A widespread outage affecting Canvas, an online platform integral to managing exams, course materials, and grades, has disrupted final exam periods at schools and universities across the United States. The disruption, which was caused by a cyberattack, struck during the high-stress finals season when students and instructors depend heavily on the platform.
Recovery Underway
By late Thursday, Instructure, the parent company of Canvas, announced that the platform had been restored for most users. The hacking group ShinyHunters claimed responsibility for the breach, according to Luke Connolly, a threat analyst at cybersecurity firm Emsisoft. As of Friday, Instructure and Canvas no longer appeared on a site where ShinyHunters lists its targets. However, some schools have continued to block access to Canvas as a precaution while assessing security threats.
What is Canvas?
Canvas is a learning management system used by educational institutions to handle nearly all aspects of instruction. It functions as a digital gradebook, a repository for lecture videos and course notes, a discussion board for collaborative projects, and a messaging tool for communication between students and instructors. Many courses also administer quizzes and exams through the platform or use it as a submission portal for final projects and papers.
Who is ShinyHunters?
ShinyHunters is a loosely organized group of teenage and young adult hackers based in the United States and the United Kingdom. They have been linked to other large-scale cyberattacks, including one on Ticketmaster. On their target list page, the group describes itself as “rooting your systems since ‘19,” a reference to gaining deep access to computer systems. Earlier this week, ShinyHunters threatened to leak data from nearly 9,000 schools and 275 million individuals unless a ransom was paid by May 6. The group later extended the deadline, indicating that some schools had entered negotiations.
Impact on Students
Although most schools have restored access to Canvas, the disruptions during finals week are expected to have lingering effects.

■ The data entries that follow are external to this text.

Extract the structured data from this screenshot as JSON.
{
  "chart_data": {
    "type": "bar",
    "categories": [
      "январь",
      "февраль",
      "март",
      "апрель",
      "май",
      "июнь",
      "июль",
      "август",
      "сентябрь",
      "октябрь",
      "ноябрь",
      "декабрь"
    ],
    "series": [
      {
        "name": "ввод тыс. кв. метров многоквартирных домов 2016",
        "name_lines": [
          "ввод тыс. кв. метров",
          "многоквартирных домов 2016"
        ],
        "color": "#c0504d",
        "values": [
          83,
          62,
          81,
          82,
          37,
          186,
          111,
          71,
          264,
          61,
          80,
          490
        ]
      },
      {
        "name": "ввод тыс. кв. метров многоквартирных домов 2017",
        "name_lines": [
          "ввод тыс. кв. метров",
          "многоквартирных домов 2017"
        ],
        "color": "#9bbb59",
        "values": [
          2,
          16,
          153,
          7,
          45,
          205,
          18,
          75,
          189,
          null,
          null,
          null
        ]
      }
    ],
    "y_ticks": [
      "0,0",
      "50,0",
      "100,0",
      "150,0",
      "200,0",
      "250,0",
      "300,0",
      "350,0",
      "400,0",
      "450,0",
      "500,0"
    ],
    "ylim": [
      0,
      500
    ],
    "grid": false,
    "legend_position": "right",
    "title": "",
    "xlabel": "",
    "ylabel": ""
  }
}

The University of Massachusetts at Dartmouth postponed exams scheduled for Friday and Saturday to allow students time to review course materials that were inaccessible during the outage. The University of Illinois postponed all exams scheduled for Friday, Saturday, and Sunday, regardless of whether courses used Canvas. Montgomery County Public Schools in Maryland continued to limit access to Canvas on Friday, citing an abundance of caution while working to understand the full impact and potential vulnerabilities.
Schools and universities, which hold vast amounts of personally identifiable information on students, teachers, and employees, have become prime targets for ransomware attacks. Attackers often target individual districts or external vendor platforms like Canvas and PowerSchool, which educational systems increasingly rely on for scheduling, courses, and exams.